1: Department of Neurology & Brain Tumor Center, University Hospital and University of Zurich, Zurich, Switzerland; Neuro-oncology, Department of Neurosurgery, University Hospital, Lille, France.
2: Department of Medicine I, Division of Oncology, and Comprehensive Cancer Center Vienna, Medical University of Vienna, Vienna, Austria.
3: Department of Neurology & Brain Tumor Center, University Hospital and University of Zurich, Zurich, Switzerland.
4: Dana-Farber Cancer Institute, and Harvard Medical School, Boston, MA, USA.
5: Brain Tumor Center, Erasmus MC Cancer Institute, 3015 GD Rotterdam, Netherlands.
6: Institute of Neuropathology, Heinrich Heine University, Medical Faculty, Düsseldorf, and German Cancer Consortium (DKTK), partner site Essen/Düsseldorf, Germany.

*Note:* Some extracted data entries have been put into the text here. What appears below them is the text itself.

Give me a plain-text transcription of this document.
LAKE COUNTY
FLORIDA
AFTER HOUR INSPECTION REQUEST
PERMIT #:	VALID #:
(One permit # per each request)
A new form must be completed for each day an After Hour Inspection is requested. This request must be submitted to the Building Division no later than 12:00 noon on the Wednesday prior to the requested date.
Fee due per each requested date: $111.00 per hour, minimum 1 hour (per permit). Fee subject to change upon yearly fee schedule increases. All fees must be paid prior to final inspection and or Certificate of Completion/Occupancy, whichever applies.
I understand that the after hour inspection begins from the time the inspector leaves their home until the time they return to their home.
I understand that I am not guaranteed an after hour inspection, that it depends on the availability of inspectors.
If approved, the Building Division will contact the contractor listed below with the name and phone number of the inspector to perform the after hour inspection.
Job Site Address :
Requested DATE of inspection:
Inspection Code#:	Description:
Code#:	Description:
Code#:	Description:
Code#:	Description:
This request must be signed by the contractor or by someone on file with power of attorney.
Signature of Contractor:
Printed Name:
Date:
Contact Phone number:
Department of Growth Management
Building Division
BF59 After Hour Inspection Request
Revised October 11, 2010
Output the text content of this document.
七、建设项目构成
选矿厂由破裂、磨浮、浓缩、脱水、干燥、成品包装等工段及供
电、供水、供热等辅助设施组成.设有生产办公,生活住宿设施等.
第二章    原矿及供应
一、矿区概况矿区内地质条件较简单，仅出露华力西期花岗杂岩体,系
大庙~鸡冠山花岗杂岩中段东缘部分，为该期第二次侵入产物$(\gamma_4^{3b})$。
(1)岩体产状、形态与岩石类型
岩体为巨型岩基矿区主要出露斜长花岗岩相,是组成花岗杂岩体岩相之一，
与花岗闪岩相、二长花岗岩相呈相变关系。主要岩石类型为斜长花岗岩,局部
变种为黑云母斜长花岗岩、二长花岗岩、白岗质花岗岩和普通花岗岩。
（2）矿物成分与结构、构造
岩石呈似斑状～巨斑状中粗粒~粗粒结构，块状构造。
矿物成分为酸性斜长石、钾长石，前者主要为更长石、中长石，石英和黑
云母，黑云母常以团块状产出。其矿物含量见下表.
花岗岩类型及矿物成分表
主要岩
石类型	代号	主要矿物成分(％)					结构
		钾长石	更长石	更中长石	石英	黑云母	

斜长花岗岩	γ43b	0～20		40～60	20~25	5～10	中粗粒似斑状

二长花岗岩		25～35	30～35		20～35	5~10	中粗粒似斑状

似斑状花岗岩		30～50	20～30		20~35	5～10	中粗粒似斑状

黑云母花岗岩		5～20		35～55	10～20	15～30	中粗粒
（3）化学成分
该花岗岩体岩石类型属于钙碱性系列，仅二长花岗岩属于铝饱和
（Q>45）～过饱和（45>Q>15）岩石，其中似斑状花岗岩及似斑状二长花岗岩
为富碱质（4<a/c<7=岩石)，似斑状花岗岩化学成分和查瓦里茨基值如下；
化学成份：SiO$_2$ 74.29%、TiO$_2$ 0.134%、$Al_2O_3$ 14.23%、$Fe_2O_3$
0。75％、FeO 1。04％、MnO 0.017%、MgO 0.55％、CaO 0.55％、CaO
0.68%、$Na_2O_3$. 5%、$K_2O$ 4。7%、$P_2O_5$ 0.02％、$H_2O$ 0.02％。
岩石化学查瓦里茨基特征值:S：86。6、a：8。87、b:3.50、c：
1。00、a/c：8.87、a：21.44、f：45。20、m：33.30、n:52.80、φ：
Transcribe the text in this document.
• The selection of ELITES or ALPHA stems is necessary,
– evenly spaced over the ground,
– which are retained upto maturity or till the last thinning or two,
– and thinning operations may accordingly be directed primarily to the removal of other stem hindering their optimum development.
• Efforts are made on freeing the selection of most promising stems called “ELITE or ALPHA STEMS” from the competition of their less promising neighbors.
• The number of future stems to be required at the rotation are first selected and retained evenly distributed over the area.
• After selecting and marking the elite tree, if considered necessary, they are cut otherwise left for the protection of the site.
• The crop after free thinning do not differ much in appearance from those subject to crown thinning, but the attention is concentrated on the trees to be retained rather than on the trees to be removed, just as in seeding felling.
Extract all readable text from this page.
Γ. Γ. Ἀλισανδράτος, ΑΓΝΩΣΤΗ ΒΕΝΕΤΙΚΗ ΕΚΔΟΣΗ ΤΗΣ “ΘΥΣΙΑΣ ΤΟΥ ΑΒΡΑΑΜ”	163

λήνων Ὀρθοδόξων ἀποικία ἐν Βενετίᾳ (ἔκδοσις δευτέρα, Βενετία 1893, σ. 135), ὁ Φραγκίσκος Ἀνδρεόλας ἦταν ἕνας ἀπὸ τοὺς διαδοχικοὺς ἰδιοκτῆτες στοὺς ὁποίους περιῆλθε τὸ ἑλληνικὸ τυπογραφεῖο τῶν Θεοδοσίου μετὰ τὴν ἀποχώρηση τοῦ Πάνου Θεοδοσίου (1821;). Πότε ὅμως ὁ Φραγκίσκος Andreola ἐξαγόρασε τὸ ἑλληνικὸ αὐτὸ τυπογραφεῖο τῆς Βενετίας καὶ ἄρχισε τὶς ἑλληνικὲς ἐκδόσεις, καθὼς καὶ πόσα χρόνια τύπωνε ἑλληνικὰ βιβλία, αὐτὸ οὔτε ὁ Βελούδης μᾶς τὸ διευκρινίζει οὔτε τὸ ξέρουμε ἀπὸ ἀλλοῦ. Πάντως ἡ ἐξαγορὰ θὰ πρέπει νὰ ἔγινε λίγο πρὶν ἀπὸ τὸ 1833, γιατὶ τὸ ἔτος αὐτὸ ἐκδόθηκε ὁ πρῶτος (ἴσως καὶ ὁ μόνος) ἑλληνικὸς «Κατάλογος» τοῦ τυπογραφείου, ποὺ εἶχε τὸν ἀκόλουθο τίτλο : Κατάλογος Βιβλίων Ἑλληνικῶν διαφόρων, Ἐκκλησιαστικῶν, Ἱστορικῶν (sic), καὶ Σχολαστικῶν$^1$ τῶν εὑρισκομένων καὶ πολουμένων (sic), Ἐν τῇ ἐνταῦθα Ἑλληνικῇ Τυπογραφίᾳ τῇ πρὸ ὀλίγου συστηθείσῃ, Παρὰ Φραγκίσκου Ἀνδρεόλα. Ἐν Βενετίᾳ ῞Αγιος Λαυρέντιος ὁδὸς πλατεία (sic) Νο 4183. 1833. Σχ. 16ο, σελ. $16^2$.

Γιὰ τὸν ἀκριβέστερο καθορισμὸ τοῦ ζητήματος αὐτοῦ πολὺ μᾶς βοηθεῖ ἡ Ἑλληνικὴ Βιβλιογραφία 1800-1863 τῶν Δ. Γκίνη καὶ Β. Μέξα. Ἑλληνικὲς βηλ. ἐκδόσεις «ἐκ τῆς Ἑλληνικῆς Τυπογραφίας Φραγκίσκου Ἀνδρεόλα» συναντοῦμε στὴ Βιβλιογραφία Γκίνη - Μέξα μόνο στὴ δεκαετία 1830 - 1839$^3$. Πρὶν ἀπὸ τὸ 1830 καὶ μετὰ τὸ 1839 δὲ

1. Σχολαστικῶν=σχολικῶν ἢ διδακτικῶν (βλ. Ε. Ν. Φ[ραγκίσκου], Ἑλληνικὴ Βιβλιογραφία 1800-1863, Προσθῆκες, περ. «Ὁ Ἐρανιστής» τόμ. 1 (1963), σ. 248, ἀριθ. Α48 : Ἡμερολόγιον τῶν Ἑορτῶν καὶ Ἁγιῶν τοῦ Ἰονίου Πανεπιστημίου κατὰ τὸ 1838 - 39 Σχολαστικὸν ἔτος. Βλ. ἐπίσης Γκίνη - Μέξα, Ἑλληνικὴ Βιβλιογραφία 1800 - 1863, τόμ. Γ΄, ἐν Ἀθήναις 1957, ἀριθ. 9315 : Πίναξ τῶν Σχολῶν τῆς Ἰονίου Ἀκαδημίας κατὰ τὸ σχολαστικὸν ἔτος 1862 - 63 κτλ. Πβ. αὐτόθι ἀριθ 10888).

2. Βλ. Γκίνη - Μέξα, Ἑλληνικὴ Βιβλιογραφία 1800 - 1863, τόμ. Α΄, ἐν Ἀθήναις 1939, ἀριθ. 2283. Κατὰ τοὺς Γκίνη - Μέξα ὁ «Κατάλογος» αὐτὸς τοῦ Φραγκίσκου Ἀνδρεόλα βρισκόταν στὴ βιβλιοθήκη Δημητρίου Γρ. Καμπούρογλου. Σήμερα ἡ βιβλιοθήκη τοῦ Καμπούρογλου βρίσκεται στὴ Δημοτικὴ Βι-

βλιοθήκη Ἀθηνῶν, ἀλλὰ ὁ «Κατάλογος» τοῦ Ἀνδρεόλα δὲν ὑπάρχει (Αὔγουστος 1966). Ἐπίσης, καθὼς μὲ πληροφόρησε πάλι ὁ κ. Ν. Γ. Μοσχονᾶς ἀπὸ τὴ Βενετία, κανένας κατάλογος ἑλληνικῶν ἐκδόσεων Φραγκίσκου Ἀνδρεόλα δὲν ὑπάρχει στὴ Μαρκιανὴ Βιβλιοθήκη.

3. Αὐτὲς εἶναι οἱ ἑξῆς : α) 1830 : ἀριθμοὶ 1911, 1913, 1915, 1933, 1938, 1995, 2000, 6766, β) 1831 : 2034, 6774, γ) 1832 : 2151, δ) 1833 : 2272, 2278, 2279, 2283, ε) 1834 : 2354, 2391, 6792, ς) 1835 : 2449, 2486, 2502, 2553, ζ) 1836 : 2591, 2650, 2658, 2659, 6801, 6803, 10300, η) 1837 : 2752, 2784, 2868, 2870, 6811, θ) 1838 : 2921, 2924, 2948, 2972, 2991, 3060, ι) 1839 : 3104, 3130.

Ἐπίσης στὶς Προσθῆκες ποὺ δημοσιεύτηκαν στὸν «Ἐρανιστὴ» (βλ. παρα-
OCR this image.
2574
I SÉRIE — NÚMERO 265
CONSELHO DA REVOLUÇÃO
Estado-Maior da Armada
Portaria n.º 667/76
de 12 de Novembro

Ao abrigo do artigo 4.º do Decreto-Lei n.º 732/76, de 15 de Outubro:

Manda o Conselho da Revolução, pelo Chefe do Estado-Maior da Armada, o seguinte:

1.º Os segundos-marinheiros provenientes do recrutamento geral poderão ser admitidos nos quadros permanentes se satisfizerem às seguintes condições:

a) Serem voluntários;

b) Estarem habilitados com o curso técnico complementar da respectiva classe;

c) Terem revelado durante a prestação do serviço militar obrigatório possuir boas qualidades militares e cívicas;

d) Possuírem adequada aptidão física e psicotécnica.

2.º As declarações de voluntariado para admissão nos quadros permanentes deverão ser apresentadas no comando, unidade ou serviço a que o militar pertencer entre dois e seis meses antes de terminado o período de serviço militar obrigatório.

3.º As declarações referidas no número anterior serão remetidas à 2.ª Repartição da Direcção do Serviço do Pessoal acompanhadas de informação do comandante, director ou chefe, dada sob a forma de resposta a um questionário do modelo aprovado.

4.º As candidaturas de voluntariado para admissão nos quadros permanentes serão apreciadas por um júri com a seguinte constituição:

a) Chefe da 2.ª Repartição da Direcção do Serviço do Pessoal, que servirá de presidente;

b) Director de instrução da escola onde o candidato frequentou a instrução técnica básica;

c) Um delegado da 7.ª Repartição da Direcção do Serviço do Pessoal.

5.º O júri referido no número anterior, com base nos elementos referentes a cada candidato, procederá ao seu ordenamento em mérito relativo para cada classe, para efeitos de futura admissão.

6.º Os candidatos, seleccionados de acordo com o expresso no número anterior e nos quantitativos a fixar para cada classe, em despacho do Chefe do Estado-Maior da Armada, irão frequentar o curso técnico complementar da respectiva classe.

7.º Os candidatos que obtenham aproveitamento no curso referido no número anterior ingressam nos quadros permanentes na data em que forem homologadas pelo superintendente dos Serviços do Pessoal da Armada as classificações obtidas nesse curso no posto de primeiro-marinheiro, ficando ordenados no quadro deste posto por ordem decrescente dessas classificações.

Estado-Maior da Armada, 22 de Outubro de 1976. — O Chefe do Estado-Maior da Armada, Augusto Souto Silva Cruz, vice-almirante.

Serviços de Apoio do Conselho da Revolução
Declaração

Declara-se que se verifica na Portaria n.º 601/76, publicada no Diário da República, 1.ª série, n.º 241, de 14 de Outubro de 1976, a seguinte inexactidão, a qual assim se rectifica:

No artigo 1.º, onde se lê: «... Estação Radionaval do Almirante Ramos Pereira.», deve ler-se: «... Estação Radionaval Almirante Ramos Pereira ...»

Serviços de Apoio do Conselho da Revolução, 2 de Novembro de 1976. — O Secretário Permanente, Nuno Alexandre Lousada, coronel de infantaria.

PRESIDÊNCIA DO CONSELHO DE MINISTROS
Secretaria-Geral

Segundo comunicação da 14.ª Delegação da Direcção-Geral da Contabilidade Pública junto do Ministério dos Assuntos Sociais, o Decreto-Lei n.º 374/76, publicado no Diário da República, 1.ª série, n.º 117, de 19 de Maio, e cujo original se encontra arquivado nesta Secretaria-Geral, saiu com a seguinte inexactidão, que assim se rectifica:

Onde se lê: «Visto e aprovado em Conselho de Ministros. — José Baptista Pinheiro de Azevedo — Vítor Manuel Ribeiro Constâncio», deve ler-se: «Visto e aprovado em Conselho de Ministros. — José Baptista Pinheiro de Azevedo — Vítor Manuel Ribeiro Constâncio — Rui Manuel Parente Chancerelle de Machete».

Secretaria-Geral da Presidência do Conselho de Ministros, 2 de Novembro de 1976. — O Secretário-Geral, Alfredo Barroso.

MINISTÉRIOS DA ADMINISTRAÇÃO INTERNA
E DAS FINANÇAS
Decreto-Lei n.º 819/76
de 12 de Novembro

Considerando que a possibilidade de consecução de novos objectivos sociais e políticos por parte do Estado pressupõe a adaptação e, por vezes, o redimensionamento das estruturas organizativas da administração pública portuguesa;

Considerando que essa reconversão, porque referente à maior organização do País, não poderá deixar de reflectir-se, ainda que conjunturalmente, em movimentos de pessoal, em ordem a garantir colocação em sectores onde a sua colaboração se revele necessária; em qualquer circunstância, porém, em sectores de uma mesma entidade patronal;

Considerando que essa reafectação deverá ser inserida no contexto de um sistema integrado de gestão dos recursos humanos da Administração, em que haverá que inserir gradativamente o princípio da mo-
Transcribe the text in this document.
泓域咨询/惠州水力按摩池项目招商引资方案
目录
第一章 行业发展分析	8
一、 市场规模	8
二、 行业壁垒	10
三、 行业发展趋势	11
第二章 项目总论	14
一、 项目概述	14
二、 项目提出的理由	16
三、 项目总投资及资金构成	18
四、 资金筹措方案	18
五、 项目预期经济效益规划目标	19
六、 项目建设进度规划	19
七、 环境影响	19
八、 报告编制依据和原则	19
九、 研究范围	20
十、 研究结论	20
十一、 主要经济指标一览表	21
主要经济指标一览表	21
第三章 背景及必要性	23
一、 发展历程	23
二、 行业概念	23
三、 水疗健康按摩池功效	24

7: Department of Neurology & Brain Tumor Center, University Hospital and University of Zurich, Zurich, Switzerland. Electronic address: michael.weller@usz.ch.

Abstract

Glioblastomas are intrinsic brain tumors thought to originate from neuroglial stem or progenitor cells. More than 90% of glioblastomas are isocitrate dehydrogenase (IDH)-wildtype tumors. Incidence increases with age, males are more often affected. Beyond rare instances of genetic predisposition and irradiation exposure, there are no known glioblastoma risk factors. Surgery as safely feasible followed by involved-field radiotherapy plus concomitant and maintenance temozolomide chemotherapy define the standard of care since 2005. Except for prolonged progression-free, but not overall survival afforded by the vascular endothelial growth factor antibody, bevacizumab, no pharmacological intervention has been demonstrated to alter the course of disease. Specifically, targeting cellular pathways frequently altered in glioblastoma, such as the phosphoinositide 3-kinase (PI3K)/protein kinase B (AKT)/mammalian target of rapamycin (mTOR), the p53 and the retinoblastoma (RB) pathways, or epidermal growth factor receptor (EGFR) gene amplification or mutation, have failed to improve outcome, likely because of redundant compensatory mechanisms, insufficient target coverage related in part to the blood brain barrier, or poor tolerability and safety. Yet, uncommon glioblastoma subsets may exhibit specific vulnerabilities amenable to targeted interventions, including, but not limited to: high tumor mutational burden, BRAF mutation, neurotrophic tryrosine receptor kinase (NTRK) or fibroblast growth factor receptor (FGFR) gene fusions, and MET gene amplification or fusions. There is increasing interest in targeting not only the tumor cells, but also the microenvironment, including blood vessels, the monocyte/macrophage/microglia compartment, or T cells. Improved clinical trial designs using pharmacodynamic endpoints in enriched patient populations will be required to develop better treatments for glioblastoma.